Suppose you have progressive spreading of high tone with B as a blocker. Then a single H is enough to immediately rule out any instance of HL in a string because H failed to spread to the right. At the same time, HBL is fine thanks to the blocker B. MCA works just like that. We cannot have a wh- with a non-agreeing complementizer to the right because that would mean having a non-agreeing complementizer along the wh-movement path. But we can have a non-agreeing complementizer to the right of wh+. So if MCA isn’t like tone plateauing, at least it is like spreading, which is still a surprising parallel between phonology and syntax.

But the more fundamental issue is that feature entanglement strikes me as an accident of the MG formalism rather than a substantive property of syntax. If an f- without a matching f+ would simply be treated as a mover that does not get to move, rather than something that always, without exception, causes ungrammaticality, then feature entanglement disappears. In addition, entanglement only helps you when your model of syntax only makes a categorical distinction between well-formed and ill-formed. In that case, you can freely assume the presence of f+ because that is the only way to violate the constraint you’re testing for, and if there is no such f+ then the sentence is ill-formed anyways and there’s no point in testing the constraint. But if you want to use a weighted formalism where well-formedness is gradient, that argument no longer holds. Yes, if there is no f+ then the sentence might be pretty bad, but if you incorrectly pile on MCA violations because you assumed an f+ that doesn’t exist, you may end up saying that the sentence is much worse than it actually is.

Take-home message

In sum: it is technically true that tone plateauing is more complex than movement-driven complementizer agreement. But that hinges on MG’s feature entanglement, which I would say obscures the picture more than it illuminates it. And at the end of the day, it doesn’t matter so much whether the appropriate analogue for MCA is tone plateauing or tone spreading. The mere fact that the subregular perspective allows us to hash out this analogy in rigorous terms is why I find it so fascinating. And it allows us to reduce something that may look odd from a syntactic perspective and reduce it to the utterly mundane in phonology.

I only have one more, teeny-weeny, totally innocent little question: as discussed in Jardine (2016), Copperbelt Bemba has a circumambient spreading process that only affects the four closest targets. This means that HLLLLLH would become HHHHHLH, not HHHHHHH. Do we find anything like that in syntax? I doubt it, but 1) Copperbelt Bemba spreading looks pretty weird, and 2) syntax tends to be a lot weirder than I think.

References

Georgi, Doreen. 2019. Intermediate reflexes of movement: A problem for TAG? Of trees and birds. A festschrift for Gisbert Fanselow. Potsdam: Universitätsverlag Potsdam.

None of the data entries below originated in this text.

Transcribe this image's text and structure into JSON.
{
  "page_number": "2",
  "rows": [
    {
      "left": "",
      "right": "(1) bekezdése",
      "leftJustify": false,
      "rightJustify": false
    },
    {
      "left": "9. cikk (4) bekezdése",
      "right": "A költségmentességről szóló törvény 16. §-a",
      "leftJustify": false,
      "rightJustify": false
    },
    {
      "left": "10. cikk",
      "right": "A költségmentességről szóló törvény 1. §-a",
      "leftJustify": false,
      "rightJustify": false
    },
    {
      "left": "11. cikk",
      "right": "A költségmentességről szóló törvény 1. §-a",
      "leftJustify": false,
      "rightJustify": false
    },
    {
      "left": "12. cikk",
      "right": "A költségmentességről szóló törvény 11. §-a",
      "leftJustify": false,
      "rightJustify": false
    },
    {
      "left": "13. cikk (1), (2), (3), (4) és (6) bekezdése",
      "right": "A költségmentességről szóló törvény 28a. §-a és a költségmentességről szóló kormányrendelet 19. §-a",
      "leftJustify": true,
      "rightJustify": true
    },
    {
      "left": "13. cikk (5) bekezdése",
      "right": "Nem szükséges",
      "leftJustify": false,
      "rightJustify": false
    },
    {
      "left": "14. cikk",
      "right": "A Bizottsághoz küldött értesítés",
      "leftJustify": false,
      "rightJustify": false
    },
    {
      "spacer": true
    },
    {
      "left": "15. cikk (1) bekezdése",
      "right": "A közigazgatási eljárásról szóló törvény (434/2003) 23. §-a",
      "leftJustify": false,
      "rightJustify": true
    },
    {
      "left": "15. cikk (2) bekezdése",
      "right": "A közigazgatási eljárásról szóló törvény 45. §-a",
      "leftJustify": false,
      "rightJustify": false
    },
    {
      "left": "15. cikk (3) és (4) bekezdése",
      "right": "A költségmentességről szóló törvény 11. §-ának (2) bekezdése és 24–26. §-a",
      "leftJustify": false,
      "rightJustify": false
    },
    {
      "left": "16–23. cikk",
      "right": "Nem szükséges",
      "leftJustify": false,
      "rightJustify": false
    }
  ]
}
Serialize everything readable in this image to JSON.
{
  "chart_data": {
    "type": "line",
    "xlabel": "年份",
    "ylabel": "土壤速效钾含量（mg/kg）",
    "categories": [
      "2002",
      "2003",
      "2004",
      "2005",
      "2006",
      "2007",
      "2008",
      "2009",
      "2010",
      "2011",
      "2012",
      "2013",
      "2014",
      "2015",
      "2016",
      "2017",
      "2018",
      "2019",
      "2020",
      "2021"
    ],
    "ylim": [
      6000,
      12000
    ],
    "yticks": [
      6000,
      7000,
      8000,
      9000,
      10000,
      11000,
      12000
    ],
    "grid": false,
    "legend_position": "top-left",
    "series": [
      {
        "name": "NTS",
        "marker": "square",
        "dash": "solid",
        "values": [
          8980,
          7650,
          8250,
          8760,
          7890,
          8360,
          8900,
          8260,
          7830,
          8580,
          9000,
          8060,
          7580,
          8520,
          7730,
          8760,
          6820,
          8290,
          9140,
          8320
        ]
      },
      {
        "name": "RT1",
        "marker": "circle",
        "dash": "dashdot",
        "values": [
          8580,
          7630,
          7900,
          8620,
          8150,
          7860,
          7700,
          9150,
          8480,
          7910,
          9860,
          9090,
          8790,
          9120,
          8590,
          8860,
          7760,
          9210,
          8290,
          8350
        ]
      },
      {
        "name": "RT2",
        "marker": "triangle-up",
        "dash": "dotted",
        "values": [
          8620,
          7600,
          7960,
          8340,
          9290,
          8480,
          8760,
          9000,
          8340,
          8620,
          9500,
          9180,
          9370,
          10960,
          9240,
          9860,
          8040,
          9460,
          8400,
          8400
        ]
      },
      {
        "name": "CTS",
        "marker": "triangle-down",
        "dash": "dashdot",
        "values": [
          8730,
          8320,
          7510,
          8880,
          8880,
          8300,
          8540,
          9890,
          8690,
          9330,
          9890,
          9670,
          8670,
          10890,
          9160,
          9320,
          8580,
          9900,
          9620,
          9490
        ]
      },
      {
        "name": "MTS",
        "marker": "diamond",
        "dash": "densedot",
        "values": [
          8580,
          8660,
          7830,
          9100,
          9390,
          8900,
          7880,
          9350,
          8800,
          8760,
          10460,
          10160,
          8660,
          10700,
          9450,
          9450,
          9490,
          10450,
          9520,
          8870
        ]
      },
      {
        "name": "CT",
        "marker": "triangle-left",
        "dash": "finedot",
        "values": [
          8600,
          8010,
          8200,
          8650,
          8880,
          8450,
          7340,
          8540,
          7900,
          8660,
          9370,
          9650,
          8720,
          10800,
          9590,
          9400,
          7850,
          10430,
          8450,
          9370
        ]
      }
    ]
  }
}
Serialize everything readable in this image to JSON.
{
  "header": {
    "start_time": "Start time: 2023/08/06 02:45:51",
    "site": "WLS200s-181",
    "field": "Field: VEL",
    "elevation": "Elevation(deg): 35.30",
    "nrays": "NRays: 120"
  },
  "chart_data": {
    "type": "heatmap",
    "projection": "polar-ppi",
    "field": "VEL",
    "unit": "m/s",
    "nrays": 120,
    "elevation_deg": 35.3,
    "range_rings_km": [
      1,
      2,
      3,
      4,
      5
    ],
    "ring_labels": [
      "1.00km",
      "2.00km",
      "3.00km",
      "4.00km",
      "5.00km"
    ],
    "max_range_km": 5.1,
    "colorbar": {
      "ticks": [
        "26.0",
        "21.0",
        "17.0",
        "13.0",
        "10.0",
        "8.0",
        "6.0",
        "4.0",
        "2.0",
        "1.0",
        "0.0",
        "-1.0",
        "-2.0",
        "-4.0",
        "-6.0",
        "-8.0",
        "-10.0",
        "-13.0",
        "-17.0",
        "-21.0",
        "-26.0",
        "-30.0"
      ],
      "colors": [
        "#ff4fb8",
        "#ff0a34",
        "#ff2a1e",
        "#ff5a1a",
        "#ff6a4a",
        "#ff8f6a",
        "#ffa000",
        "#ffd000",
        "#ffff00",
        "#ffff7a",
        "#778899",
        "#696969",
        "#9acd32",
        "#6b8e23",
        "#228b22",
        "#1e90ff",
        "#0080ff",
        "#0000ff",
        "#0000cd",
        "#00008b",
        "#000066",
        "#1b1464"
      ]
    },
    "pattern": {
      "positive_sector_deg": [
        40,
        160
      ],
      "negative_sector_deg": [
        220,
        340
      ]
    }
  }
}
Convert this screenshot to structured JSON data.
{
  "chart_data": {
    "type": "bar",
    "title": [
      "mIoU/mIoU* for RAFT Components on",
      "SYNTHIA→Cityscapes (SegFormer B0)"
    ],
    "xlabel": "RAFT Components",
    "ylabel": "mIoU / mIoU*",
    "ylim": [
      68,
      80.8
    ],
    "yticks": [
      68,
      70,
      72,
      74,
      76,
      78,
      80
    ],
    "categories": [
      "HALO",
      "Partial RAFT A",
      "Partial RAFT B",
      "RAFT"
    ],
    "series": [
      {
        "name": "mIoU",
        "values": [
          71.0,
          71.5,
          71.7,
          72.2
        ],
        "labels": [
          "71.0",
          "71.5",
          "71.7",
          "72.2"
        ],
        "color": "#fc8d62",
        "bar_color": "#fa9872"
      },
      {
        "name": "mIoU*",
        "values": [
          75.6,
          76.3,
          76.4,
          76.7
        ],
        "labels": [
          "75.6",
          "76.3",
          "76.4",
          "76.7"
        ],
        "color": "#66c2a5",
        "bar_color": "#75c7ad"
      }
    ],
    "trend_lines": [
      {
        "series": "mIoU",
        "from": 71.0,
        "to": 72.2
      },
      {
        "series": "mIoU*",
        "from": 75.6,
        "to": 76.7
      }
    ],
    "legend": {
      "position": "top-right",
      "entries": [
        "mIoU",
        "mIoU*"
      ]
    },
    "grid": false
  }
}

Jardine, Adam. 2016. Computationally, tone is different. Phonology 33.247–283. doi:10.1017/S0952675716000129. https://doi.org/10.1017/S0952675716000129.

McCloskey, James. 1979. Transformational syntax and model theoretic semantics: A case study in Modern Irish. Dordrecht: Reidel.

McCloskey, James. 2001. The morphosyntax of wh-extraction in Irish. Journal of Linguistics 37.67–100.